Paris | EGINDO.co – Prancis sedang menghadapi krisis flu burung terburuk dalam sejarah ketika wabah virus yang sangat menular yang jarang terjadi kembali mencapai daerah penghasil unggas terbesar di negara itu dengan pemusnahan mencapai lebih dari 11 juta unggas.
Penyebaran flu burung telah menimbulkan kekhawatiran di antara pemerintah dan industri unggas karena kerusakan yang dapat ditimbulkannya pada ternak, potensi pembatasan perdagangan, dan risiko penularan pada manusia.

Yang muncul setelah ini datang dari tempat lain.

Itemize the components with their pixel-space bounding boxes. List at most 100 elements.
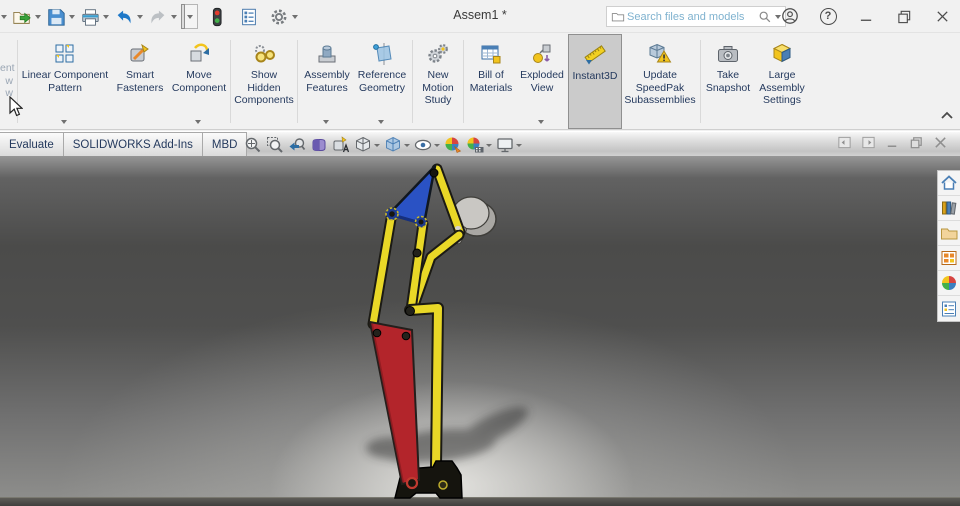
- file-properties-icon: [242, 8, 256, 25]
- apply-scene-icon: [467, 137, 484, 153]
- ribbon-button-take-snapshot[interactable]: Take Snapshot: [703, 34, 753, 129]
- file-properties-button[interactable]: [238, 5, 260, 29]
- ribbon-button-label: Take Snapshot: [705, 69, 751, 94]
- file-explorer-tab[interactable]: [938, 221, 960, 246]
- select-dropdown[interactable]: [185, 4, 198, 29]
- dropdown-caret[interactable]: [486, 143, 492, 147]
- dropdown-caret[interactable]: [434, 143, 440, 147]
- open-button[interactable]: [11, 5, 33, 29]
- search-box[interactable]: [606, 6, 786, 27]
- collapse-ribbon-chevron[interactable]: [940, 107, 954, 125]
- collapse-left-pane-button[interactable]: [837, 135, 852, 155]
- ribbon-button-move-component[interactable]: Move Component: [170, 34, 228, 129]
- display-style-button[interactable]: [384, 136, 410, 154]
- section-view-icon: [312, 139, 326, 151]
- red-link[interactable]: [368, 320, 421, 490]
- hide-show-items-button[interactable]: [414, 136, 440, 154]
- dropdown-caret[interactable]: [404, 143, 410, 147]
- doc-restore-button[interactable]: [909, 135, 924, 155]
- ribbon-button-assembly-features[interactable]: Assembly Features: [300, 34, 354, 129]
- doc-close-button[interactable]: [933, 135, 948, 155]
- dropdown-caret[interactable]: [516, 143, 522, 147]
- appearances-ball-icon: [942, 276, 956, 290]
- ribbon-button-update-speedpak-subassemblies[interactable]: Update SpeedPak Subassemblies: [622, 34, 698, 129]
- undo-button[interactable]: [113, 5, 135, 29]
- dropdown-caret[interactable]: [195, 120, 201, 124]
- options-button[interactable]: [268, 5, 290, 29]
- edit-appearance-button[interactable]: [444, 136, 462, 154]
- close-button[interactable]: [930, 4, 954, 28]
- ribbon-button-large-assembly-settings[interactable]: Large Assembly Settings: [753, 34, 811, 129]
- restore-icon: [897, 10, 910, 23]
- walking-linkage-model[interactable]: [340, 156, 560, 506]
- new-dropdown-caret[interactable]: [1, 14, 7, 19]
- save-dropdown-caret[interactable]: [69, 14, 75, 19]
- custom-properties-tab[interactable]: [938, 296, 960, 321]
- update-speedpak-icon: [648, 41, 672, 67]
- ribbon-button-reference-geometry[interactable]: Reference Geometry: [354, 34, 410, 129]
- appearances-scenes-tab[interactable]: [938, 271, 960, 296]
- ribbon-button-instant3d[interactable]: Instant3D: [568, 34, 622, 129]
- rebuild-button[interactable]: [206, 5, 228, 29]
- save-button[interactable]: [45, 5, 67, 29]
- close-icon: [936, 10, 948, 22]
- heads-up-view-toolbar: [244, 134, 522, 156]
- user-account-button[interactable]: [778, 4, 802, 28]
- collapse-right-pane-button[interactable]: [861, 135, 876, 155]
- apply-scene-button[interactable]: [466, 136, 492, 154]
- dropdown-caret[interactable]: [323, 120, 329, 124]
- zoom-to-area-button[interactable]: [266, 136, 284, 154]
- show-hidden-components-icon: [252, 41, 276, 67]
- tab-evaluate[interactable]: Evaluate: [0, 132, 64, 157]
- title-bar: Assem1 * ?: [0, 0, 960, 33]
- ribbon-button-label: ent w w: [0, 62, 15, 99]
- minimize-icon: [860, 19, 871, 21]
- help-button[interactable]: ?: [816, 4, 840, 28]
- previous-view-icon: [289, 138, 306, 151]
- blue-triangle-plate[interactable]: [385, 164, 439, 229]
- minimize-button[interactable]: [854, 4, 878, 28]
- redo-button[interactable]: [147, 5, 169, 29]
- ribbon-button-exploded-view[interactable]: Exploded View: [516, 34, 568, 129]
- graphics-viewport[interactable]: [0, 156, 960, 506]
- ribbon-button-smart-fasteners[interactable]: Smart Fasteners: [110, 34, 170, 129]
- ribbon-button-component-preview-clipped[interactable]: ent w w: [0, 34, 15, 129]
- solidworks-resources-tab[interactable]: [938, 171, 960, 196]
- command-tab-strip: Evaluate SOLIDWORKS Add-Ins MBD: [0, 131, 960, 157]
- ribbon-button-bill-of-materials[interactable]: Bill of Materials: [466, 34, 516, 129]
- eye-icon: [414, 139, 432, 151]
- print-button[interactable]: [79, 5, 101, 29]
- ribbon-button-show-hidden-components[interactable]: Show Hidden Components: [233, 34, 295, 129]
- ribbon-button-linear-component-pattern[interactable]: Linear Component Pattern: [20, 34, 110, 129]
- task-pane-tabs: [937, 170, 960, 322]
- restore-button[interactable]: [892, 4, 916, 28]
- print-dropdown-caret[interactable]: [103, 14, 109, 19]
- select-dropdown-caret[interactable]: [187, 14, 193, 19]
- view-palette-tab[interactable]: [938, 246, 960, 271]
- ribbon-button-label: Instant3D: [572, 70, 618, 82]
- options-dropdown-caret[interactable]: [292, 14, 298, 19]
- dropdown-caret[interactable]: [61, 120, 67, 124]
- search-icon[interactable]: [758, 10, 772, 24]
- ribbon-button-label: Linear Component Pattern: [21, 69, 109, 94]
- search-input[interactable]: [625, 9, 758, 24]
- doc-minimize-button[interactable]: [885, 135, 900, 155]
- design-library-tab[interactable]: [938, 196, 960, 221]
- dropdown-caret[interactable]: [538, 120, 544, 124]
- ribbon-button-new-motion-study[interactable]: New Motion Study: [415, 34, 461, 129]
- tab-solidworks-add-ins[interactable]: SOLIDWORKS Add-Ins: [63, 132, 203, 157]
- previous-view-button[interactable]: [288, 136, 306, 154]
- zoom-to-fit-button[interactable]: [244, 136, 262, 154]
- view-orientation-button[interactable]: [354, 136, 380, 154]
- redo-dropdown-caret[interactable]: [171, 14, 177, 19]
- dropdown-caret[interactable]: [374, 143, 380, 147]
- view-settings-button[interactable]: [496, 136, 522, 154]
- undo-dropdown-caret[interactable]: [137, 14, 143, 19]
- dynamic-annotation-views-button[interactable]: [332, 136, 350, 154]
- ribbon-button-label: Move Component: [171, 69, 227, 94]
- tab-mbd[interactable]: MBD: [202, 132, 248, 157]
- take-snapshot-icon: [716, 41, 740, 67]
- open-dropdown-caret[interactable]: [35, 14, 41, 19]
- section-view-button[interactable]: [310, 136, 328, 154]
- dropdown-caret[interactable]: [378, 120, 384, 124]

Virus, yang dibawa oleh burung liar yang bermigrasi di musim gugur, menyerang semua negara di 27 anggota Uni Eropa kecuali Malta dan Siprus, dengan Italia menderita kerusakan paling parah. Wabah hampir berakhir di hampir semua dari mereka pada akhir Maret, data dari Organisasi Word untuk Kesehatan Hewan (OIE) menunjukkan, seperti yang biasanya terjadi di musim semi.
Selain Prancis.
Setelah gelombang pertama menyebabkan pemusnahan sekitar 4 juta burung di bagian barat daya negara itu, Prancis telah menghadapi wabah yang diyakini dibawa oleh burung liar dalam perjalanan pulang, pertama kali ini terjadi secara signifikan.
Virus H5N1 telah menyebar dengan cepat di wilayah Pays de la Loire sejak bulan lalu dan menyerang Brittany pertengahan Maret, lebih jauh ke pantai Atlantik. Kedua wilayah tersebut merupakan produsen unggas terbesar di Prancis.
Pada 23 Maret, hampir 11 juta burung telah dimusnahkan di Prancis sejak wabah pertama pada 26 November, data OIE menunjukkan, menjadikannya krisis flu burung paling parah yang pernah ada di negara itu.
Sejak itu, wabah meningkat 13 persen lagi hanya dalam satu minggu, menjadi 1.098 pada 30 Maret, data pemerintah menunjukkan.
Amerika Serikat juga menghadapi krisis flu burung terburuk sejak 2015 ketika hampir 50 juta burung dibunuh.
Krisis terjadi karena para petani sudah menghadapi melonjaknya harga pakan terkait dengan invasi Rusia ke Ukraina, pengekspor biji-bijian utama, dan masalah rantai pasokan. Biji-bijian adalah bahan utama yang digunakan dalam diet unggas.
“Situasi ini dramatis bagi para peternak dan akan menyebabkan pengurangan aktivitas pemotongan atau bahkan penutupan sementara beberapa lokasi tertentu,” kata LDC Prancis, produsen unggas terbesar di Uni Eropa.
Perusahaan hampir akan menghentikan empat rumah pemotongan hewan, memproduksi 1,1 juta unggas per minggu, hingga delapan minggu, kata Gilles Huttepain, mantan ketua LDC dan wakil ketua lobi unggas Prancis Anvol.
Namun, perusahaan akan mengkompensasi sebagian dari volume dengan meningkatkan output di lokasi lain, katanya.
Pembeli mungkin menemukan beberapa unggas dalam persediaan pendek, seperti kalkun karena waktu yang dibutuhkan untuk memelihara, tetapi persediaan tidak akan sepenuhnya habis, kata Huttepain.